Forcing marijuana businesses to deal in cash not only precludes effective regulation and tracking but also endangers businesses and employees, some say.
Denver police recently alerted marijuana businesses to an uptick in smash-and-grab burglaries that are occurring, even though the businesses typically don’t keep cash on their premises after hours.
The cash system also opens up opportunities for other illegal activities.
“It’s just an invitation for people to cheat the system, to not pay tax and to filter money from otherwise completely illegal activities,” Houghton said. “And if you give them banking, it will prevent that.”
Banking also needs to occur to help eradicate the black market and deter internal theft, said Erik Knutson, founder of Denver-based Keef Brands, which produces cannabis-infused beverages, edibles and concentrates.
“Internally within the company, it’s hard to track cash,” said Knutson, who also is a founding board member of the American Trade Association of Cannabis and Hemp and the Cannabis Trade Federation. “There’s a lot of it that goes unreported.”
Having to deal only in cash also creates supply-chain problems for businesses like Knutson’s, forcing them to use wire transfers and money orders for transactions.
Knutson has been working with Safe Harbor Credit Union for several years.
“It’s been fantastic for our business,” he said. “We get audited every month, and my employees know that’s out there.
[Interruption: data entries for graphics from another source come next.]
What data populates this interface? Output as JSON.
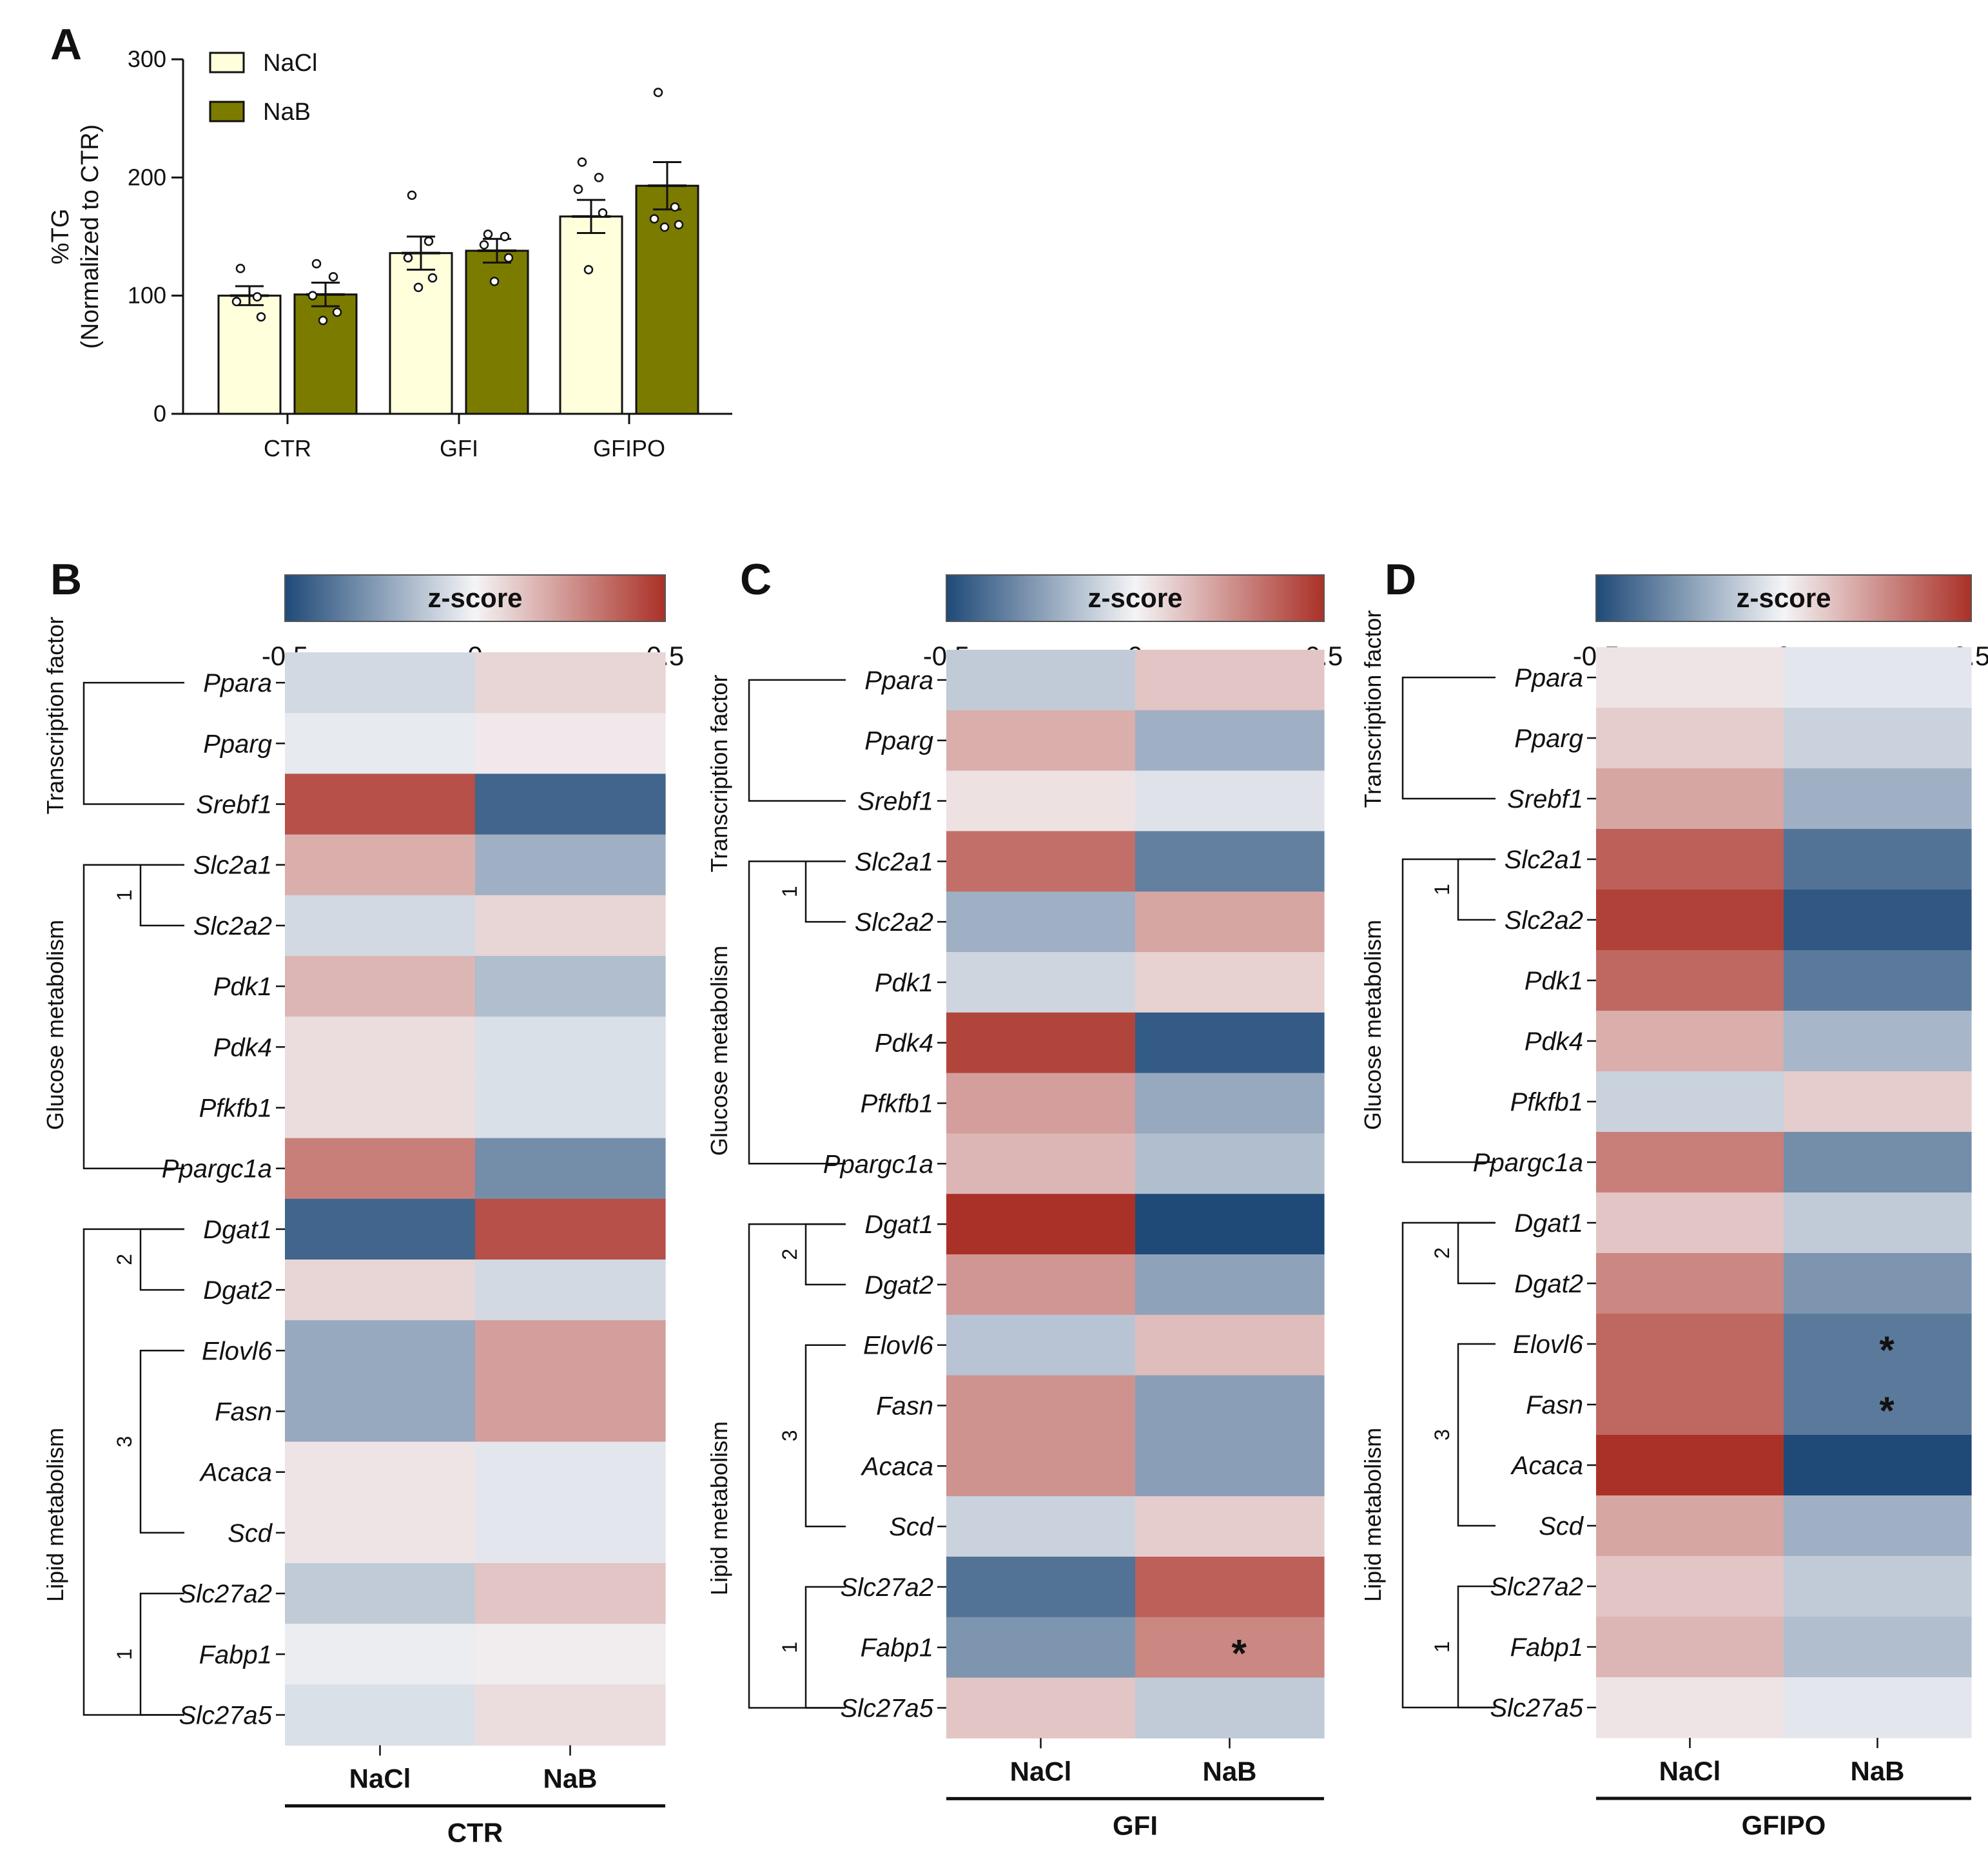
{
  "chart_data": [
    {
      "panel": "A",
      "type": "bar",
      "ylabel": "%TG",
      "ylabel2": "(Normalized to CTR)",
      "ylim": [
        0,
        300
      ],
      "yticks": [
        0,
        100,
        200,
        300
      ],
      "categories": [
        "CTR",
        "GFI",
        "GFIPO"
      ],
      "legend": [
        "NaCl",
        "NaB"
      ],
      "legend_position": "top-left",
      "colors": {
        "NaCl": "#ffffdc",
        "NaB": "#7b7b00"
      },
      "series": [
        {
          "name": "NaCl",
          "values": [
            100,
            136,
            167
          ],
          "sem": [
            8,
            14,
            14
          ],
          "points": [
            [
              123,
              99,
              95,
              82
            ],
            [
              185,
              146,
              132,
              115,
              107
            ],
            [
              213,
              200,
              190,
              170,
              122
            ]
          ]
        },
        {
          "name": "NaB",
          "values": [
            101,
            138,
            193
          ],
          "sem": [
            10,
            10,
            20
          ],
          "points": [
            [
              127,
              116,
              100,
              86,
              79
            ],
            [
              152,
              150,
              143,
              132,
              112
            ],
            [
              272,
              175,
              165,
              160,
              158
            ]
          ]
        }
      ]
    },
    {
      "panel": "B",
      "type": "heatmap",
      "colorbar_title": "z-score",
      "colorbar_ticks": [
        "-0.5",
        "0",
        "0.5"
      ],
      "zlim": [
        -0.5,
        0.5
      ],
      "columns": [
        "NaCl",
        "NaB"
      ],
      "group_label": "CTR",
      "rows": [
        "Ppara",
        "Pparg",
        "Srebf1",
        "Slc2a1",
        "Slc2a2",
        "Pdk1",
        "Pdk4",
        "Pfkfb1",
        "Ppargc1a",
        "Dgat1",
        "Dgat2",
        "Elovl6",
        "Fasn",
        "Acaca",
        "Scd",
        "Slc27a2",
        "Fabp1",
        "Slc27a5"
      ],
      "categories": [
        "Transcription factor",
        "Glucose metabolism",
        "Lipid metabolism"
      ],
      "cluster_labels": [
        "1",
        "2",
        "3",
        "1"
      ],
      "values": [
        [
          -0.08,
          0.08
        ],
        [
          -0.03,
          0.03
        ],
        [
          0.42,
          -0.42
        ],
        [
          0.18,
          -0.2
        ],
        [
          -0.08,
          0.08
        ],
        [
          0.16,
          -0.16
        ],
        [
          0.06,
          -0.06
        ],
        [
          0.06,
          -0.06
        ],
        [
          0.3,
          -0.3
        ],
        [
          -0.42,
          0.42
        ],
        [
          0.08,
          -0.08
        ],
        [
          -0.22,
          0.22
        ],
        [
          -0.22,
          0.22
        ],
        [
          0.04,
          -0.04
        ],
        [
          0.04,
          -0.04
        ],
        [
          -0.12,
          0.12
        ],
        [
          -0.02,
          0.02
        ],
        [
          -0.06,
          0.06
        ]
      ],
      "annotations": []
    },
    {
      "panel": "C",
      "type": "heatmap",
      "colorbar_title": "z-score",
      "colorbar_ticks": [
        "-0.5",
        "0",
        "0.5"
      ],
      "zlim": [
        -0.5,
        0.5
      ],
      "columns": [
        "NaCl",
        "NaB"
      ],
      "group_label": "GFI",
      "rows": [
        "Ppara",
        "Pparg",
        "Srebf1",
        "Slc2a1",
        "Slc2a2",
        "Pdk1",
        "Pdk4",
        "Pfkfb1",
        "Ppargc1a",
        "Dgat1",
        "Dgat2",
        "Elovl6",
        "Fasn",
        "Acaca",
        "Scd",
        "Slc27a2",
        "Fabp1",
        "Slc27a5"
      ],
      "categories": [
        "Transcription factor",
        "Glucose metabolism",
        "Lipid metabolism"
      ],
      "cluster_labels": [
        "1",
        "2",
        "3",
        "1"
      ],
      "values": [
        [
          -0.12,
          0.12
        ],
        [
          0.18,
          -0.2
        ],
        [
          0.05,
          -0.05
        ],
        [
          0.34,
          -0.34
        ],
        [
          -0.2,
          0.2
        ],
        [
          -0.09,
          0.09
        ],
        [
          0.45,
          -0.45
        ],
        [
          0.22,
          -0.22
        ],
        [
          0.16,
          -0.16
        ],
        [
          0.5,
          -0.5
        ],
        [
          0.24,
          -0.24
        ],
        [
          -0.14,
          0.14
        ],
        [
          0.25,
          -0.25
        ],
        [
          0.25,
          -0.25
        ],
        [
          -0.1,
          0.1
        ],
        [
          -0.38,
          0.38
        ],
        [
          -0.28,
          0.28
        ],
        [
          0.12,
          -0.12
        ]
      ],
      "annotations": [
        {
          "row": "Fabp1",
          "column": "NaB",
          "text": "*"
        }
      ]
    },
    {
      "panel": "D",
      "type": "heatmap",
      "colorbar_title": "z-score",
      "colorbar_ticks": [
        "-0.5",
        "0",
        "0.5"
      ],
      "zlim": [
        -0.5,
        0.5
      ],
      "columns": [
        "NaCl",
        "NaB"
      ],
      "group_label": "GFIPO",
      "rows": [
        "Ppara",
        "Pparg",
        "Srebf1",
        "Slc2a1",
        "Slc2a2",
        "Pdk1",
        "Pdk4",
        "Pfkfb1",
        "Ppargc1a",
        "Dgat1",
        "Dgat2",
        "Elovl6",
        "Fasn",
        "Acaca",
        "Scd",
        "Slc27a2",
        "Fabp1",
        "Slc27a5"
      ],
      "categories": [
        "Transcription factor",
        "Glucose metabolism",
        "Lipid metabolism"
      ],
      "cluster_labels": [
        "1",
        "2",
        "3",
        "1"
      ],
      "values": [
        [
          0.04,
          -0.04
        ],
        [
          0.1,
          -0.1
        ],
        [
          0.2,
          -0.2
        ],
        [
          0.38,
          -0.38
        ],
        [
          0.46,
          -0.46
        ],
        [
          0.36,
          -0.36
        ],
        [
          0.18,
          -0.18
        ],
        [
          -0.1,
          0.1
        ],
        [
          0.3,
          -0.3
        ],
        [
          0.12,
          -0.12
        ],
        [
          0.28,
          -0.28
        ],
        [
          0.36,
          -0.36
        ],
        [
          0.36,
          -0.36
        ],
        [
          0.5,
          -0.5
        ],
        [
          0.2,
          -0.2
        ],
        [
          0.12,
          -0.12
        ],
        [
          0.16,
          -0.16
        ],
        [
          0.04,
          -0.04
        ]
      ],
      "annotations": [
        {
          "row": "Elovl6",
          "column": "NaB",
          "text": "*"
        },
        {
          "row": "Fasn",
          "column": "NaB",
          "text": "*"
        }
      ]
    }
  ]
}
We’ve had a reduction in product loss of at least 10 percent.”
Given the impeachment inquiry and other issues holding center stage in Washington, D.C., now, it’s difficult to predict when the Senate might take up the SAFE Banking Act.
“I think that there are some senators who might believe this is the first step towards legalization that they’re not quite ready to take yet,” Houghton said. “If you read the bill, it really doesn’t address that.”
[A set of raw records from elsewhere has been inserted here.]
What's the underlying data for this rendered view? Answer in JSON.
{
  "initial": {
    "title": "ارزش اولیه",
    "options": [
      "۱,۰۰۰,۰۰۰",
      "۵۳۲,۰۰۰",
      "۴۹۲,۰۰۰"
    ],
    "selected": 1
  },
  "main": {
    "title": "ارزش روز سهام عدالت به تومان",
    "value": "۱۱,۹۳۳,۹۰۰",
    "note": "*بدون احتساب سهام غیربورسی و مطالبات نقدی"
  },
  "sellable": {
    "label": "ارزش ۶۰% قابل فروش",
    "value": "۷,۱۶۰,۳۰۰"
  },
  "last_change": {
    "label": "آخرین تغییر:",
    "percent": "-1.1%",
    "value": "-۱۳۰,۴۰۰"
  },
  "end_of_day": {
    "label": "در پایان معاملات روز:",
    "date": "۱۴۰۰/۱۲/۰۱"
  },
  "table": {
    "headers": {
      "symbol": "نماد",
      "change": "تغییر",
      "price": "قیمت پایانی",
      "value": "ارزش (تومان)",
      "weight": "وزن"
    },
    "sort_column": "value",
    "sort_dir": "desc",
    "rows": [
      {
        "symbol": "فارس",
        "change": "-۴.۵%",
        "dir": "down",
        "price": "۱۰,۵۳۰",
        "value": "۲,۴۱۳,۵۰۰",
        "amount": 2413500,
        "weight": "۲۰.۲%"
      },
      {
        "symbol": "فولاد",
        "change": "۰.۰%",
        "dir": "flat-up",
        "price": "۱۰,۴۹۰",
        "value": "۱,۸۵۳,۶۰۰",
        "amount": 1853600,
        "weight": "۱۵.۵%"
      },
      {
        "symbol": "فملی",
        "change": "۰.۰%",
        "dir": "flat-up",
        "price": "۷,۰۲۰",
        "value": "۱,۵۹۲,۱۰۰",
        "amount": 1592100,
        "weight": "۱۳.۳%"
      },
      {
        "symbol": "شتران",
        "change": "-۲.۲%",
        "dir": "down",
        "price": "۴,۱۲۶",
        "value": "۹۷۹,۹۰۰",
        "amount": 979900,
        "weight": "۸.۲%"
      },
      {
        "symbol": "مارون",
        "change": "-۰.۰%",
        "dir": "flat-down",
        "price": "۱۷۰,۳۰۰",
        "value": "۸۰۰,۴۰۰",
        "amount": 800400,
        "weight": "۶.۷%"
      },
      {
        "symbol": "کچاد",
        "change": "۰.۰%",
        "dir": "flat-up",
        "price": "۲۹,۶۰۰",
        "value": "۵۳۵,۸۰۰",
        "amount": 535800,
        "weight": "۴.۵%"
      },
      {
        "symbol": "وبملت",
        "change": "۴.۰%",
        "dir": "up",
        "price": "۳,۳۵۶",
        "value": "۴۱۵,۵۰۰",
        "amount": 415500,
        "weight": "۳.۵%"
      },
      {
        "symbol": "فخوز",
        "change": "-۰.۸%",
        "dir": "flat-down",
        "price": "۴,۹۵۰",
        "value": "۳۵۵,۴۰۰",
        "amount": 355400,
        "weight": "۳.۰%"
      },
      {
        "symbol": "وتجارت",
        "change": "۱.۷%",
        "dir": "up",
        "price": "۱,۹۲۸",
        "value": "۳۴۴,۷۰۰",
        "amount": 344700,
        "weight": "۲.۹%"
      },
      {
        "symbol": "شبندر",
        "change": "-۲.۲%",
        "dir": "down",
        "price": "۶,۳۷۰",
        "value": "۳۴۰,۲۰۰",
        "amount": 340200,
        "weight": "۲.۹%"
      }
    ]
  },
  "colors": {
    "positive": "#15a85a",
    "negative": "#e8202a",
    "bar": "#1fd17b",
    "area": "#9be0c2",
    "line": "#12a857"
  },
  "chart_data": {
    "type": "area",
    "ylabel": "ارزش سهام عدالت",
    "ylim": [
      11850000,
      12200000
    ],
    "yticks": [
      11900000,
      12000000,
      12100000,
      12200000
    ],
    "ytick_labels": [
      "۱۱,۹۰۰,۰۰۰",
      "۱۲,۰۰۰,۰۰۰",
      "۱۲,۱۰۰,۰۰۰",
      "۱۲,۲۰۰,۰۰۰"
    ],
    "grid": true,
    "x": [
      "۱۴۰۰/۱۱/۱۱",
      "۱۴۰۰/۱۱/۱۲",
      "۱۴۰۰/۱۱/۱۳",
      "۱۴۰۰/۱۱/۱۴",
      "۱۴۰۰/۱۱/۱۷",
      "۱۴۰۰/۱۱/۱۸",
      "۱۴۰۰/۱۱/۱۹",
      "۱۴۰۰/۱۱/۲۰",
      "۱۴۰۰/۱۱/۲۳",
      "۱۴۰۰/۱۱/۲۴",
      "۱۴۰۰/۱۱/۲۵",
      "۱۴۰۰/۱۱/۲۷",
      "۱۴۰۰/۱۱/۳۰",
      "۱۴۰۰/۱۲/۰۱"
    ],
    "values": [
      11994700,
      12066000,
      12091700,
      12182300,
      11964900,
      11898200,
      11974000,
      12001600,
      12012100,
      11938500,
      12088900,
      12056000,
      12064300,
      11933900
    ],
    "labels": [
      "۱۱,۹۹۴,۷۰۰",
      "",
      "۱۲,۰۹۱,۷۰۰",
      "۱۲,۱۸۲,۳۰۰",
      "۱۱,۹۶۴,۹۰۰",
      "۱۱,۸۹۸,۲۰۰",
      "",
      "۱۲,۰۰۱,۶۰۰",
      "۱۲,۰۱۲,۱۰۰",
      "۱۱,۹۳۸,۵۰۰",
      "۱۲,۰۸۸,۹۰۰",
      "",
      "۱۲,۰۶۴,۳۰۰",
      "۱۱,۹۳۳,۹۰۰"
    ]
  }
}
Rep. Steve Stivers, R-Ohio, a cosponsor of the bill, said: “For me this has nothing to do with the larger debate about marijuana; instead it’s about legislating for the world we live in, and that reality includes legal businesses being forced to assume the huge risks that come from operating exclusively in cash.”
Jason Warf, executive director of the Southern Colorado Cannabis Council based in Colorado Springs, calls the bill a “precursor for the federal government to ease into that transition” to legalization. “It almost forces the hand of the IRS to allow 280E deductions.”
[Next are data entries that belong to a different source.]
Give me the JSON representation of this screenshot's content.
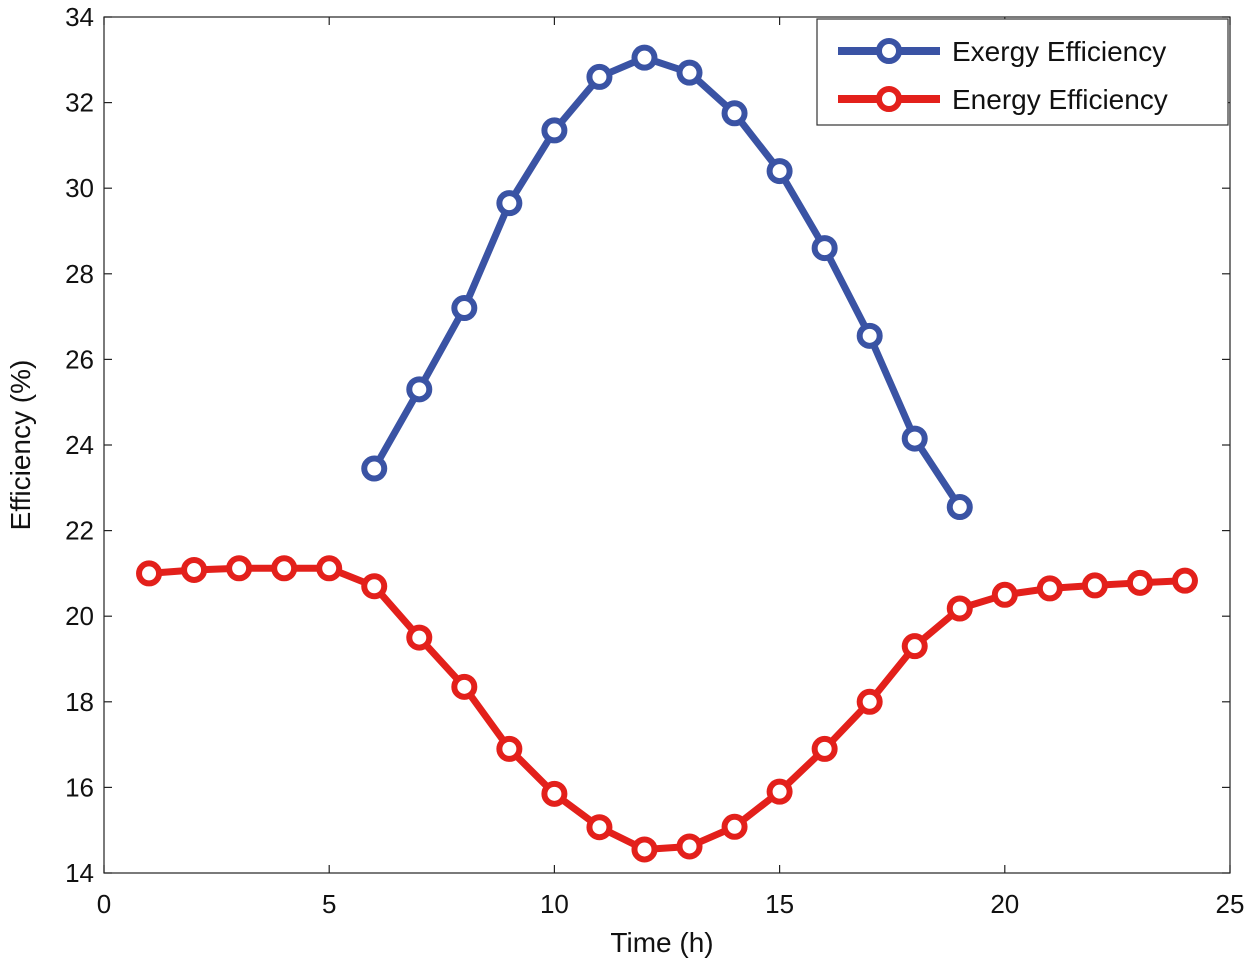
{
  "chart_data": {
    "type": "line",
    "title": "",
    "xlabel": "Time (h)",
    "ylabel": "Efficiency  (%)",
    "xlim": [
      0,
      25
    ],
    "ylim": [
      14,
      34
    ],
    "xticks": [
      0,
      5,
      10,
      15,
      20,
      25
    ],
    "yticks": [
      14,
      16,
      18,
      20,
      22,
      24,
      26,
      28,
      30,
      32,
      34
    ],
    "grid": false,
    "legend_position": "top-right",
    "series": [
      {
        "name": "Exergy Efficiency",
        "color": "#3a53a4",
        "x": [
          6,
          7,
          8,
          9,
          10,
          11,
          12,
          13,
          14,
          15,
          16,
          17,
          18,
          19
        ],
        "values": [
          23.45,
          25.3,
          27.2,
          29.65,
          31.35,
          32.6,
          33.05,
          32.7,
          31.75,
          30.4,
          28.6,
          26.55,
          24.15,
          22.55
        ]
      },
      {
        "name": "Energy Efficiency",
        "color": "#e3201b",
        "x": [
          1,
          2,
          3,
          4,
          5,
          6,
          7,
          8,
          9,
          10,
          11,
          12,
          13,
          14,
          15,
          16,
          17,
          18,
          19,
          20,
          21,
          22,
          23,
          24
        ],
        "values": [
          21.0,
          21.08,
          21.12,
          21.12,
          21.12,
          20.7,
          19.5,
          18.35,
          16.9,
          15.85,
          15.07,
          14.55,
          14.62,
          15.08,
          15.9,
          16.9,
          18.0,
          19.3,
          20.18,
          20.5,
          20.65,
          20.72,
          20.78,
          20.83
        ]
      }
    ]
  }
}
That section of the tax code states that businesses cannot deduct any expenses incurred in the production, distribution or sale of controlled substances. At the federal level, marijuana remains a Schedule I controlled substance, which includes substances such as heroin, LSD and Ecstasy. Those substances are defined as drugs with no accepted medical use and a high potential for abuse.
As to the fate of the SAFE bill, “I do believe the votes will be there to get it passed,” Warf said.
Knutson is cautiously optimistic about the bill’s chances.
“They’re definitely talking about it right now,” Knutson said, adding that he thinks “it’s huge” that Senate Majority Leader Mitch McConnell met with cannabis industry executives, small-business owners and advocates during a trip to Southern California earlier this month.
“I really don’t know how [the bill] is going to be received,” Houghton said. “But if it goes through, I think that’s going to have a profound effect on the way business is done. I think it will free up additional capital to come into the market.
“A lot of investors represent big pools of money that they try and invest in all kinds of different industries. They shied away from this one because there isn’t banking. So if you get the SAFE Banking bill passed, and you also get public money that’s available, that releases a lot of potential that we haven’t seen before.”